Because The Prince is, and I say this without apology, a truth. He is a standard for men. He is honest all the time about everything. He has a full range of human emotions that he never hides, able to cry and wanting and willing to laugh in the same moment. He’s masculine without machismo, he’s gentle without being a sissy, he’s careful but not fearful, he’s modest but he knows he’s the original Great Guy. He loves his children, misses them all day and washes them and feeds them and kisses them at night. I wish I could clone him because I would make a LOT of money and then he could stop working and stay home with me and the gang all day. If I am very, VERY lucky, M will grow up just like him, and H will look for a person like her dad to marry and will have a bunch of kids before I’m too old to help her out and be a major pain in her ass.

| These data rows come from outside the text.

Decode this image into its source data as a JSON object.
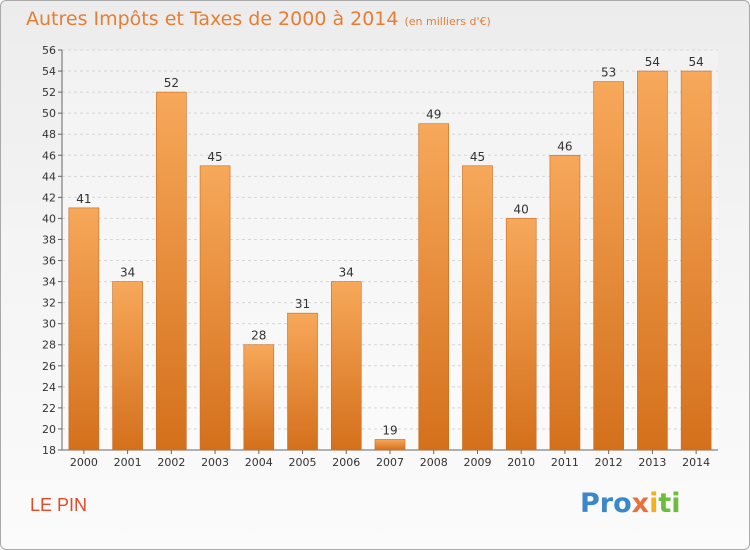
{
  "header": {
    "title": "Autres Impôts et Taxes de 2000 à 2014",
    "subtitle": "(en milliers d'€)"
  },
  "footer": {
    "city": "LE PIN",
    "logo": "Proxiti",
    "logo_parts": [
      "Pro",
      "x",
      "i",
      "ti"
    ]
  },
  "colors": {
    "bar_light": "#f7a85a",
    "bar_dark": "#d4701c",
    "title": "#e57e34",
    "city": "#e24b28"
  },
  "chart_data": {
    "type": "bar",
    "title": "Autres Impôts et Taxes de 2000 à 2014",
    "subtitle": "(en milliers d'€)",
    "xlabel": "",
    "ylabel": "",
    "categories": [
      "2000",
      "2001",
      "2002",
      "2003",
      "2004",
      "2005",
      "2006",
      "2007",
      "2008",
      "2009",
      "2010",
      "2011",
      "2012",
      "2013",
      "2014"
    ],
    "values": [
      41,
      34,
      52,
      45,
      28,
      31,
      34,
      19,
      49,
      45,
      40,
      46,
      53,
      54,
      54
    ],
    "ylim": [
      18,
      56
    ],
    "yticks": [
      18,
      20,
      22,
      24,
      26,
      28,
      30,
      32,
      34,
      36,
      38,
      40,
      42,
      44,
      46,
      48,
      50,
      52,
      54,
      56
    ],
    "grid": true,
    "legend": "none"
  }
}
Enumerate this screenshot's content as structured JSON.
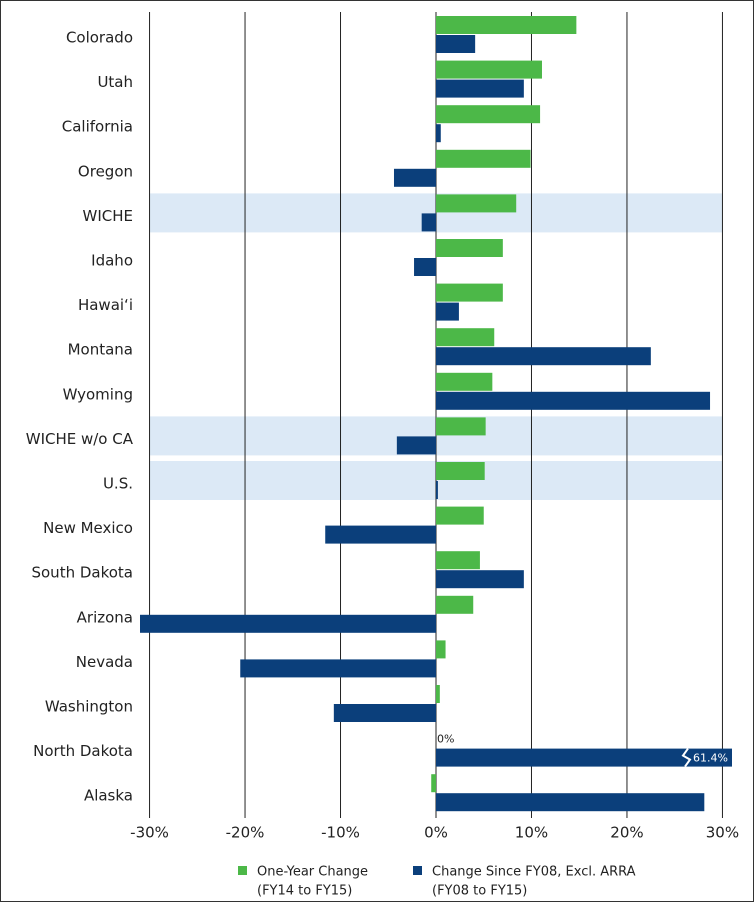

And meanwhile, for our anniversary tomorrow, The Prince will probably make me one of his lovely cards; a picture of the kids I haven’t seen yet with a sweet caption, which will take its place in a plain glass frame alongside the rest, which are scattered along the walls of this one-bedroom apartment, where the three luckiest people in the world live with the guy who made them that way, and their big, smelly dog, who also wants to marry him. He may also stuff me full of sushi then have his way with me if the kids stay asleep, unless we pass out on top of each other. Which would also be fine by me.

Shortly after M was born, I bought these little figurines of The Little Prince, my favorite story, about a pilot whose plane breaks down on a tiny planet inhabited only by a tiny little prince and his friend, the flower. The Little Prince teaches the pilot invaluable life lessons, not least of which is about himself and a fox. If you tame me, the fox tells the Little Prince, I will tell you my secret. And with quiet patience and very gentle friendship, the Little Prince tames the fox.

“And now I will tell you my secret,” says the fox. “You are responsible forever for what you have tamed.”

Lucky for me, forever is a long, long time, and my prince is no little boy.